Para peneliti mendokumentasikan perilaku tersebut di antara paus pembunuh jantan dan betina dari segala usia. Perilaku ini kemungkinan memainkan peran penting dalam kehidupan sosial mereka, kata Croft.
Ada beberapa contoh lain penggunaan alat di antara mamalia laut. Berang-berang laut menggunakan batu dan benda keras lainnya untuk memecahkan cangkang dan mendapatkan daging di dalamnya. Dan lumba-lumba tertentu menggunakan spons laut untuk melindungi moncong mereka dan mengaduk dasar laut saat mencari makan.
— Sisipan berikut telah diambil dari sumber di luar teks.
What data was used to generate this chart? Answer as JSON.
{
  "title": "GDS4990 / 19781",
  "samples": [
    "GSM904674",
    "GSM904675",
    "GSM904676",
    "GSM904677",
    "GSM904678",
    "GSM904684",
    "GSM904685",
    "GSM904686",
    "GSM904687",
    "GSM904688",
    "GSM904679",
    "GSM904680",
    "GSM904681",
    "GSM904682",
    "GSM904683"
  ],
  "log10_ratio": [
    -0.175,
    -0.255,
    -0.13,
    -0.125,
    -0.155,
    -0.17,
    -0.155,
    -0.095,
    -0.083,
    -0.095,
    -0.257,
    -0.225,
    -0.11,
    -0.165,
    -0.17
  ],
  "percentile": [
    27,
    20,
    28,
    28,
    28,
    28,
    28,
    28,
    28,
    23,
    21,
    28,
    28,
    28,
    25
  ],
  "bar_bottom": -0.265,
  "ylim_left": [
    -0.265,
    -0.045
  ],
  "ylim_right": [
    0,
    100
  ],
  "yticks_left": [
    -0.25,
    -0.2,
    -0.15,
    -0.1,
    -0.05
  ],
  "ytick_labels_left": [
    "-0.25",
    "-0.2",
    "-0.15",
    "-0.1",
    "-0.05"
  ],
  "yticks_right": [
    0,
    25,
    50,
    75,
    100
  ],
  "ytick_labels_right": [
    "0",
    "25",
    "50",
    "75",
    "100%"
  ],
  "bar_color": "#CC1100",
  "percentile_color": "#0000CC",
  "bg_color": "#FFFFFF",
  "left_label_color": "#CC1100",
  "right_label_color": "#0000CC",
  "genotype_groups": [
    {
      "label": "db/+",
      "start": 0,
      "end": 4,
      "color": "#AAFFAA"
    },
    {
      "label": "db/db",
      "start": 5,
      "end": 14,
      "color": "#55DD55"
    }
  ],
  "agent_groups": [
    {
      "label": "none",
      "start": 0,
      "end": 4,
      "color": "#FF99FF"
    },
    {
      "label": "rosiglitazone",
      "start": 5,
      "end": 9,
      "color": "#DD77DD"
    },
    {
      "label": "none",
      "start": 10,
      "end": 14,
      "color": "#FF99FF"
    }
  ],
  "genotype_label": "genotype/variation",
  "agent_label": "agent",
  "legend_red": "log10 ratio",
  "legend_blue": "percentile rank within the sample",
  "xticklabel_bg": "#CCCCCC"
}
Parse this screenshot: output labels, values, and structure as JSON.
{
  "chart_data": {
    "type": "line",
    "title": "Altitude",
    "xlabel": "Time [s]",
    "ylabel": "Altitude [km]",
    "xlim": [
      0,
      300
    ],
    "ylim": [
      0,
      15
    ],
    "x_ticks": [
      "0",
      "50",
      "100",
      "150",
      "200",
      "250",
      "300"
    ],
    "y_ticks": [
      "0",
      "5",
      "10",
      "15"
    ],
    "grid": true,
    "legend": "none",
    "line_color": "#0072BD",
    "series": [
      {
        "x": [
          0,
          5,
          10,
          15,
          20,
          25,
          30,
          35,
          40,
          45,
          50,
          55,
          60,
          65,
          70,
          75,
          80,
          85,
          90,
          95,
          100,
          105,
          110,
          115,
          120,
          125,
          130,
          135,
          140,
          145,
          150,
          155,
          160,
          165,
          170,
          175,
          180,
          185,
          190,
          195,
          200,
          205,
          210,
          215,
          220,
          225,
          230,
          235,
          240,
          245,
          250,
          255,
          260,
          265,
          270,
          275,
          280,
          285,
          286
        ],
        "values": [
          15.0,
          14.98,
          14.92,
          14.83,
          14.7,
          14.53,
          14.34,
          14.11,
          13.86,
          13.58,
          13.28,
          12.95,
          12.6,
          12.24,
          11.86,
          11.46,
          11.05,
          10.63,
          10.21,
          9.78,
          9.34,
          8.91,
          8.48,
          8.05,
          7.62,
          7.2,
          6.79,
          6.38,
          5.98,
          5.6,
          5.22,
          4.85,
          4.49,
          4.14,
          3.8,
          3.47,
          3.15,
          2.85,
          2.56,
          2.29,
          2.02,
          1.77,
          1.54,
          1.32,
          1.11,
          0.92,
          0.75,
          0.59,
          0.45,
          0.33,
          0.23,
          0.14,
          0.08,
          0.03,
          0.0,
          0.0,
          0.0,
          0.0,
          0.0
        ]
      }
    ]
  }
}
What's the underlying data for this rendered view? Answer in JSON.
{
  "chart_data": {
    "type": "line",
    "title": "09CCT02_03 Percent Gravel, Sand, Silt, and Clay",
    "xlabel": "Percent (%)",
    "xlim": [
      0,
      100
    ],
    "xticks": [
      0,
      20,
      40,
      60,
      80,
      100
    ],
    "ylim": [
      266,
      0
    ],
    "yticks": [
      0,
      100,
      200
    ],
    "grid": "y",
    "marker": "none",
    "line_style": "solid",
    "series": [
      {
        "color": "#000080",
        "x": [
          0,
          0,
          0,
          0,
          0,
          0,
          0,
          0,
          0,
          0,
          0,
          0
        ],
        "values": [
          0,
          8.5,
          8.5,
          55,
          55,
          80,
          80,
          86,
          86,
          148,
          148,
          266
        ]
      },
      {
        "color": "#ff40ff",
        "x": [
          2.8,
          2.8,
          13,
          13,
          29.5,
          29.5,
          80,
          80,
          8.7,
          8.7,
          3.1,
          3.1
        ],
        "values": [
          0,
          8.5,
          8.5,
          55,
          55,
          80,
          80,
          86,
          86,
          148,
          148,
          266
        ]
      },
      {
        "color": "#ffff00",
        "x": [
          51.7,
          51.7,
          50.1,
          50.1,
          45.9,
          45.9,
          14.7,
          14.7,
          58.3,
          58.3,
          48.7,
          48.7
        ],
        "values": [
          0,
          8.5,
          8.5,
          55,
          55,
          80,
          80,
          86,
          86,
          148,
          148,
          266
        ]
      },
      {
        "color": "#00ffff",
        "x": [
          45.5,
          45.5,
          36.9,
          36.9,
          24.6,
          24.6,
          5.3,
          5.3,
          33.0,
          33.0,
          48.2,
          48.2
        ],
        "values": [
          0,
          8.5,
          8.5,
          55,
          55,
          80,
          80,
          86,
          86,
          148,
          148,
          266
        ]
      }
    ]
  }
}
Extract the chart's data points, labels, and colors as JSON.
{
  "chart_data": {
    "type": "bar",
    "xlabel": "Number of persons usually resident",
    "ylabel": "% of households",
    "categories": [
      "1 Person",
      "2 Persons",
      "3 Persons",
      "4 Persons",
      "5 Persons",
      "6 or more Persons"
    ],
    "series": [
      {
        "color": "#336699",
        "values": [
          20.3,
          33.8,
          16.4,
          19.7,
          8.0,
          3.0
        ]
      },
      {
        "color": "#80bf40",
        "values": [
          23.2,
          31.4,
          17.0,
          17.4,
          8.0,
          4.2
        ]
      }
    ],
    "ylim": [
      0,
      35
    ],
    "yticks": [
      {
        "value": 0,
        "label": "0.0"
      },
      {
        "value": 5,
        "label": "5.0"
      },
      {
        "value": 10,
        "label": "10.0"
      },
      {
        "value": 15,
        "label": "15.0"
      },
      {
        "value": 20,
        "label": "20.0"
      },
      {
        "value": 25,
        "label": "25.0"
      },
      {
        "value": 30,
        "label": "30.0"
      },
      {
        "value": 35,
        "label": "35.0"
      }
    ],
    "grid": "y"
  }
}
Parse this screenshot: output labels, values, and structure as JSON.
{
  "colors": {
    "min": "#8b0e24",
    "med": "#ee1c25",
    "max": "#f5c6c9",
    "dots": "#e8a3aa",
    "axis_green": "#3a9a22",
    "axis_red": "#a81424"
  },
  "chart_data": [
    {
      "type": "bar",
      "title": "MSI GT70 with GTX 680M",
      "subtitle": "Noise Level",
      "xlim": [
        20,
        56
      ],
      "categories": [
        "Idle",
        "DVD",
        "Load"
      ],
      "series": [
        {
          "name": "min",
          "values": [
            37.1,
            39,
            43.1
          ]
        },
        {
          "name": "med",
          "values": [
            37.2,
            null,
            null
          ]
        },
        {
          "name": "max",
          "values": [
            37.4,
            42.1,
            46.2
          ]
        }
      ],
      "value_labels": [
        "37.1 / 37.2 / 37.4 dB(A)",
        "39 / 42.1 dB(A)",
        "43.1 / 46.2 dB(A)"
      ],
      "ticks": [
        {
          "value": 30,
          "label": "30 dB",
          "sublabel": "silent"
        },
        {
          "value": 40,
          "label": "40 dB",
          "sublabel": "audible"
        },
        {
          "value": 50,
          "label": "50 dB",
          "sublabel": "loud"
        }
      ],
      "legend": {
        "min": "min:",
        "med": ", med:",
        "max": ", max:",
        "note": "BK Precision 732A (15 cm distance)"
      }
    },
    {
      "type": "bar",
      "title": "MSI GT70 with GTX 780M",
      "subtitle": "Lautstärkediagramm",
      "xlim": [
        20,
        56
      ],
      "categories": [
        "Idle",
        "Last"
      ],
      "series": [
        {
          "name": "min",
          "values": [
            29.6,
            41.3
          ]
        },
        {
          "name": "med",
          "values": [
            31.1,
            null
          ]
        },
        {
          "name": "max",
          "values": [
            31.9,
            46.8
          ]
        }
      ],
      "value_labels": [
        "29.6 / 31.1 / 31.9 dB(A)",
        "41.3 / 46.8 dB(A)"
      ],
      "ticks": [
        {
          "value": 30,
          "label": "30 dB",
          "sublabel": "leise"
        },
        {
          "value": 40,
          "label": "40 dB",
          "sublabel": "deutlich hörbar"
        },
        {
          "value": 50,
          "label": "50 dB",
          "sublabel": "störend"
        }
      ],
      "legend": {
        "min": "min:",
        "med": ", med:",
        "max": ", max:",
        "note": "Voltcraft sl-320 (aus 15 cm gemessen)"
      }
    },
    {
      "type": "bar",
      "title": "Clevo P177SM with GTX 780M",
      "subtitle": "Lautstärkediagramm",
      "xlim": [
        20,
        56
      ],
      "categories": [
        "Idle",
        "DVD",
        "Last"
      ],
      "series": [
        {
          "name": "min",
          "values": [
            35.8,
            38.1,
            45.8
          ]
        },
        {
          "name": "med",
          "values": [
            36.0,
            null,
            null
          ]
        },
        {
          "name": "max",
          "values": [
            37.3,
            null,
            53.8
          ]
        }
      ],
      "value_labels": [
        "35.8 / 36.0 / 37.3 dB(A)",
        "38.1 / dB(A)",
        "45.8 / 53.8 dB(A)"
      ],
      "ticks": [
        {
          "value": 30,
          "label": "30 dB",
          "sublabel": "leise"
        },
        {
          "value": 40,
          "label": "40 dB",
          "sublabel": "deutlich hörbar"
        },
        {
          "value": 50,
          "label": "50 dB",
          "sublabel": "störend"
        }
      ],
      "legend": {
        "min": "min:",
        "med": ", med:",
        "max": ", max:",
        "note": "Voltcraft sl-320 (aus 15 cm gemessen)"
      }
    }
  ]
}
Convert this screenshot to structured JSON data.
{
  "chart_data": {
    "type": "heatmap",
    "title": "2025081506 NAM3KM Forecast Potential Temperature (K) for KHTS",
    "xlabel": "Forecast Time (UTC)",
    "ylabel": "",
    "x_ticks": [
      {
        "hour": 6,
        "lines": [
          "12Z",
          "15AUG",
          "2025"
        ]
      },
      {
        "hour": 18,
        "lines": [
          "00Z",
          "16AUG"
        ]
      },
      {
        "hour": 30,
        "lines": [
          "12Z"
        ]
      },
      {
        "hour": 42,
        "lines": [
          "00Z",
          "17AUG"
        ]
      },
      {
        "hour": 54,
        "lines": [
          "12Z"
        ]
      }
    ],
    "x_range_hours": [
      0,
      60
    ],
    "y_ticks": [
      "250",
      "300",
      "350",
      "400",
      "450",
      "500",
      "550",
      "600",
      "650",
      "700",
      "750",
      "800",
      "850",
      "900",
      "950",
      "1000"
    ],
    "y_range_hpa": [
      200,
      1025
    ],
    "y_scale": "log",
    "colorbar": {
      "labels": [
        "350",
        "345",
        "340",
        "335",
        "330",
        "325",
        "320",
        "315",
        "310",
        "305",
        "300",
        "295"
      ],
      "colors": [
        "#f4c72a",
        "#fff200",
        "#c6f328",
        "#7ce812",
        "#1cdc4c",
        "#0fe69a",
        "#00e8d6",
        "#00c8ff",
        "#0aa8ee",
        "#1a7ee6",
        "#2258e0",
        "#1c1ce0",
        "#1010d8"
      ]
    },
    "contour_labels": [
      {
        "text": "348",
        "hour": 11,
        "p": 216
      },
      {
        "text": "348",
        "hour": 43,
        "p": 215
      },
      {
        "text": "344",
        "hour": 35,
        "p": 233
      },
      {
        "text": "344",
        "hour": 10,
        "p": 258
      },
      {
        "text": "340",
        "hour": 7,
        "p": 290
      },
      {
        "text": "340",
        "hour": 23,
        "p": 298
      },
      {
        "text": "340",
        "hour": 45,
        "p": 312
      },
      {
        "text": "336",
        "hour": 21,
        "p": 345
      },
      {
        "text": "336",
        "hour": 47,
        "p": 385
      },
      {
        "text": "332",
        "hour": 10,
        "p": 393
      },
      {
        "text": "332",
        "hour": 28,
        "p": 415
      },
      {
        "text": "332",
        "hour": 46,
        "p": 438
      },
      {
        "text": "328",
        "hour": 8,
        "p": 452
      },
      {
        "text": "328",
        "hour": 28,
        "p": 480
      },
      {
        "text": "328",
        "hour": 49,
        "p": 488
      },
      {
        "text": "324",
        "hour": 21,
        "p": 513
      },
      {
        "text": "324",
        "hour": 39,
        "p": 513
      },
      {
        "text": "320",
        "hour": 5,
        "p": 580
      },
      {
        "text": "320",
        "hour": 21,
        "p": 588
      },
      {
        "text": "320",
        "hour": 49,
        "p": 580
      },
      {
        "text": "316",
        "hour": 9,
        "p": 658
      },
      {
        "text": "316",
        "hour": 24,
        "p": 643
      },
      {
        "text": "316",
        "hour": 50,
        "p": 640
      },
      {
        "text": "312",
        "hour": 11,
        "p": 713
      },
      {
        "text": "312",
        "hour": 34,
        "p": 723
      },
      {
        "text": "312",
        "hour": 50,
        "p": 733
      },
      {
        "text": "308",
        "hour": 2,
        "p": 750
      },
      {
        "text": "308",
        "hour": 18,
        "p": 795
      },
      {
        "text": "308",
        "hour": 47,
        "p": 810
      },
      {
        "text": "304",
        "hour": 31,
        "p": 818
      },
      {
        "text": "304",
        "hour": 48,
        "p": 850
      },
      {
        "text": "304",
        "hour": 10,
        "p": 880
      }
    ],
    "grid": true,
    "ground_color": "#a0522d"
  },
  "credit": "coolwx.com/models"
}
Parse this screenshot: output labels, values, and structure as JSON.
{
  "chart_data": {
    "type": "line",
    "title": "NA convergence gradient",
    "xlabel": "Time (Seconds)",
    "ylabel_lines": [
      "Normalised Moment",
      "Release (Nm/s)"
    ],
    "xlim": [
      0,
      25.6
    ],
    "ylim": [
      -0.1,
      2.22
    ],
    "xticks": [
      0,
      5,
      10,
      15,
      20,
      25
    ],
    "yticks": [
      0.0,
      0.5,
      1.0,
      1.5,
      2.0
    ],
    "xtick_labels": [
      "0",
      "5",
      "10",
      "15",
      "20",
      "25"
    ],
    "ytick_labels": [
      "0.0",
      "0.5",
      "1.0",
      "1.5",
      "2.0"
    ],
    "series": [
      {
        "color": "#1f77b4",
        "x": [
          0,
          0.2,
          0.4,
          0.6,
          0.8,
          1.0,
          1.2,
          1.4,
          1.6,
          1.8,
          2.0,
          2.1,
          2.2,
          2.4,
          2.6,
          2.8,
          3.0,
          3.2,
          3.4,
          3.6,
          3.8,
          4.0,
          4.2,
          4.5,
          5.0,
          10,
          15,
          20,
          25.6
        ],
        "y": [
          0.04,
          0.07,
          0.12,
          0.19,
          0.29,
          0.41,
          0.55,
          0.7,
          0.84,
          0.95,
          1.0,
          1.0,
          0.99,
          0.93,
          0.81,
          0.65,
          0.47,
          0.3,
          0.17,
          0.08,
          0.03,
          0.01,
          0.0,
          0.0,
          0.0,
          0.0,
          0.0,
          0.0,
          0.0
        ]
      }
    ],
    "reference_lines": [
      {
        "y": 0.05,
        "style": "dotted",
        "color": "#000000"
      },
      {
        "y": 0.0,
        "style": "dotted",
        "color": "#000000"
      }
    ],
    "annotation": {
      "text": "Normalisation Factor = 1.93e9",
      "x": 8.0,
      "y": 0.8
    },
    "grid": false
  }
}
Para peneliti mengatakan perilaku paus pembunuh selangkah lebih maju karena mereka memodifikasi suatu benda untuk digunakan sebagai alat.

“Meskipun ini bukan kasus pertama yang terdokumentasi tentang penggunaan alat oleh cetacea atau mamalia laut, sejauh yang kami ketahui, ini adalah kasus pertama pembuatan alat oleh cetacea dengan menggunakan alat. Paus-paus ini tidak hanya menemukan kelp dengan panjang yang sempurna di lingkungan, tetapi juga secara aktif memodifikasi tangkai kelp utuh yang lebih besar untuk membuat potongan-potongan yang mereka gunakan untuk allokelping,” jelas rekan penulis studi Rachel John, mahasiswa pascasarjana Universitas Exeter yang mempelajari perilaku paus pembunuh.
“Bagian penting lain yang membuat perilaku ini begitu unik adalah fakta bahwa mereka memanipulasi kelp secara kooperatif dengan pasangannya tanpa menggunakan tangan atau alat tambahan seperti tangan. Mereka menggunakan mulut untuk memposisikan kelp pada awalnya, tetapi setelah itu mereka hanya menggunakan momentum dan tekanan dari inti tubuh mereka untuk menjaga kontak satu sama lain dan kelp di antara mereka,” tambah John.
Perilaku ini hanya diketahui di antara populasi paus pembunuh ini.
“Kami menemukan bahwa individu dengan kulit terkelupas yang lebih terlihat lebih cenderung melakukan allokelping, menunjukkan bahwa perilaku ini mungkin memiliki fungsi perawatan kulit. Rumput laut cokelat seperti kelp diketahui memiliki sifat antibakteri, jadi masuk akal jika menggosok dengan kelp dapat meningkatkan kesehatan kulit,” jelas Croft.
“Kedua, kami pikir perilaku ini kemungkinan berperan dalam menjaga ikatan sosial. Kontak fisik diketahui penting bagi kohesi sosial pada banyak spesies, termasuk manusia. Sebagaimana kita mungkin memeluk teman yang sudah lama tidak kita temui, allokelping mungkin juga berfungsi untuk memperkuat hubungan sosial di antara paus,” tambah Croft.
Diketahui, kelp ini tumbuh di perairan pesisir dan pasang surut yang dingin dan kaya nutrisi, serta tumbuh subur di lepas pantai barat Amerika Utara, yang merupakan wilayah jelajah paus pembunuh ini.
Populasi ini berada dalam risiko kepunahan yang serius, kata Croft, dengan hanya 73 individu yang terhitung dalam sensus terakhir. Mereka adalah pemburu salmon yang sangat terspesialisasi, terutama bergantung pada salmon Chinook. Seiring menurunnya populasi salmon, sebagian akibat pembangunan bendungan di sungai-sungai tempat pemijahan, paus-paus tersebut kesulitan menemukan makanan yang cukup.
“Singkatnya, mereka kelaparan,” kata Croft.
Paus pembunuh dikenal sebagai mamalia air dengan kecerdasan luar biasa, menunjukkan struktur sosial yang kompleks dan komunikasi yang canggih.